Nayab Shaikh
Anusha Khawajah Shahid highlights the lives of village women in her installation at the Karachi Biannale 2024. This is part of our ongoing features on the KB24.
In the heart of Karachi, where the city hums with life, the Karachi Biennale 2024 unfolds like a canvas, steeped in the vibrancy of art, stories, and voices that rise from this megapolis. This year’s theme is RIZQ | RISK, a call to consider not just the food on our plates, but the fragile balance in the lives of those who bring it to us. Among the artists threading their way into the soul of the Biennale is Anusha Khawajah Shahid, who won the KB24 EBM Emerging Artist Prize for her installation ‘Threads of Nurture’ under the sub theme Hawah’s Garden.
Anusha, born and raised in Saudi Arabia and currently residing in Lahore, Pakistan, is an emerging visual artist and a graduate of NCA, Lahore. Her body of work is shaped by her personal experiences, capturing the complex emotions of uprootedness, geographical dislocation and the inability to find a stable ground to thread the link between one's culture and identity. Anusha brings to life the unspoken stories of South Asian women from rural areas who—though physically grounded—remain socially invisible. Their hands weave the fabric of life, not just for their families, but for their entire communities.
At the heart of her installation is a charpai, a traditional bed handwoven by women. For Anusha, a charpai represents a nexus of cultural identity and communal life. Historically, these beds have been a staple in South Asian households, often found in courtyards where families gather to share stories, laughter, and meals. They have served as makeshift spaces for socializing, nurturing, and connecting across generations. By integrating this beloved object into her artwork, Anusha elevates the charpai from an everyday item to a powerful symbol of togetherness that is welcomed and protected by the women in our communities.
This installation is more than a visual tribute.
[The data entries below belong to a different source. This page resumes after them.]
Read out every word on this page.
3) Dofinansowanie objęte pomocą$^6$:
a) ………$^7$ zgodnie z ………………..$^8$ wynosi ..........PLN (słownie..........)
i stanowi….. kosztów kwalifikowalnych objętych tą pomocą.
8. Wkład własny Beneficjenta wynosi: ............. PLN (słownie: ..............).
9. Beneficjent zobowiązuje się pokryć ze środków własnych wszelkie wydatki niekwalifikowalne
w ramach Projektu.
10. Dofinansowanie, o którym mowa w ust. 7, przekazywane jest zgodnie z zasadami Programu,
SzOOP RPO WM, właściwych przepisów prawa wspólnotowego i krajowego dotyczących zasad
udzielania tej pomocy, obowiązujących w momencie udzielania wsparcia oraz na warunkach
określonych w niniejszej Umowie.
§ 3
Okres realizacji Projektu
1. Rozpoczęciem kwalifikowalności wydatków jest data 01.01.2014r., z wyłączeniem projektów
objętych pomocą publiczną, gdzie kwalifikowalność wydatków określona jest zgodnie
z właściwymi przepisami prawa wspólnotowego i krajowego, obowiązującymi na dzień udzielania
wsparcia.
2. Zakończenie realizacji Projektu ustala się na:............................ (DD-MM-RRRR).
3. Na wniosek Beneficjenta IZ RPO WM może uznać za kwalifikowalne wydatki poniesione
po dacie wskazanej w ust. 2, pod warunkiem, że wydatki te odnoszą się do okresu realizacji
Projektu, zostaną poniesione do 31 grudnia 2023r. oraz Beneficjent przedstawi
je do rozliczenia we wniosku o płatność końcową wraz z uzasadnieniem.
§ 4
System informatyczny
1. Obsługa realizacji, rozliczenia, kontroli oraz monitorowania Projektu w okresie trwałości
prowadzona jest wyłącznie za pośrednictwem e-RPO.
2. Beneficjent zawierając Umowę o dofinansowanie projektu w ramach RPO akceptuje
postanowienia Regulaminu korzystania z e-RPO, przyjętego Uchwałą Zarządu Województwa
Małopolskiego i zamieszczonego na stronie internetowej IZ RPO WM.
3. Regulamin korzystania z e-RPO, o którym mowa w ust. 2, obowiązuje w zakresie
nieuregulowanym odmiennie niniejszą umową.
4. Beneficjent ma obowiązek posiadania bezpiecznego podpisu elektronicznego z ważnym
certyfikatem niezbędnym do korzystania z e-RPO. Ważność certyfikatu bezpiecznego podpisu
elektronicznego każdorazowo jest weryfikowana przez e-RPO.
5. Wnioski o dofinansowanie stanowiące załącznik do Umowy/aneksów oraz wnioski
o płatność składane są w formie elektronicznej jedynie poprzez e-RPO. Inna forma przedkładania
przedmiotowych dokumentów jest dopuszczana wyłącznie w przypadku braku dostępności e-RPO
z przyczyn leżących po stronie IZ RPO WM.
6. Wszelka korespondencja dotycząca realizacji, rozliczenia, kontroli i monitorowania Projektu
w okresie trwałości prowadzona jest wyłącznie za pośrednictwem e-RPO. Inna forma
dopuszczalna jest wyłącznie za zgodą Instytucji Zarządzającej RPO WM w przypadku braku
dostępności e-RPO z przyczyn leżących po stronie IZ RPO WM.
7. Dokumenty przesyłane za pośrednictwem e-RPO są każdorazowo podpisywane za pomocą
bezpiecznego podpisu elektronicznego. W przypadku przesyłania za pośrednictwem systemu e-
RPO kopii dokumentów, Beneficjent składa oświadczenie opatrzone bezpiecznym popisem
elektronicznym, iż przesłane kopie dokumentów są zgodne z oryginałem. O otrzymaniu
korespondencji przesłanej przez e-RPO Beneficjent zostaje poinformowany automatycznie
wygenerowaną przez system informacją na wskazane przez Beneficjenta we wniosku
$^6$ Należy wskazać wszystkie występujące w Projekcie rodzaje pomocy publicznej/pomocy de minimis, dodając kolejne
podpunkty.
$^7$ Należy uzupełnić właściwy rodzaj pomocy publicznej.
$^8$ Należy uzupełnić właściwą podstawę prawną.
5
It’s an invitation. Anusha’s installation invites the public to sit, weave, and become a part of the fabric of her work. With scraps of cloth, visitors add their touch, weaving into the framework of the empty charpai. It is an act of togetherness, a shared ritual of creation, where every piece of cloth added becomes a whisper, a memory, a piece of a larger story.
This installation is more than a visual tribute. It’s an invitation. Anusha’s installation invites the public to sit, weave, and become a part of the fabric of her work.
These women, whose stories Anusha so tenderly weaves into her art, are the lifeblood of their families. They tend to the fields, grind the grain, patch together meals from the earth, all while weaving baskets, doing embroidery, or creating crafts that bring in extra income. They are the keepers of ancient knowledge, yet their work often slips unnoticed through the cracks of society.
Anusha’s work is a tribute to these women, their strength, and their resilience. Using 70% sustainable and 30% biodegradable materials, she further highlights the environmental connection these women have with the land—a symbiotic relationship of care and nourishment.
At Bagh Ibn-e-Qasim, where her installation stands under the open sky, one feels a quiet beauty. The air fills with something ancient, something timeless. The untold stories of women come alive, threads that stretch from the past into the present, binding us all together in the rhythm of life.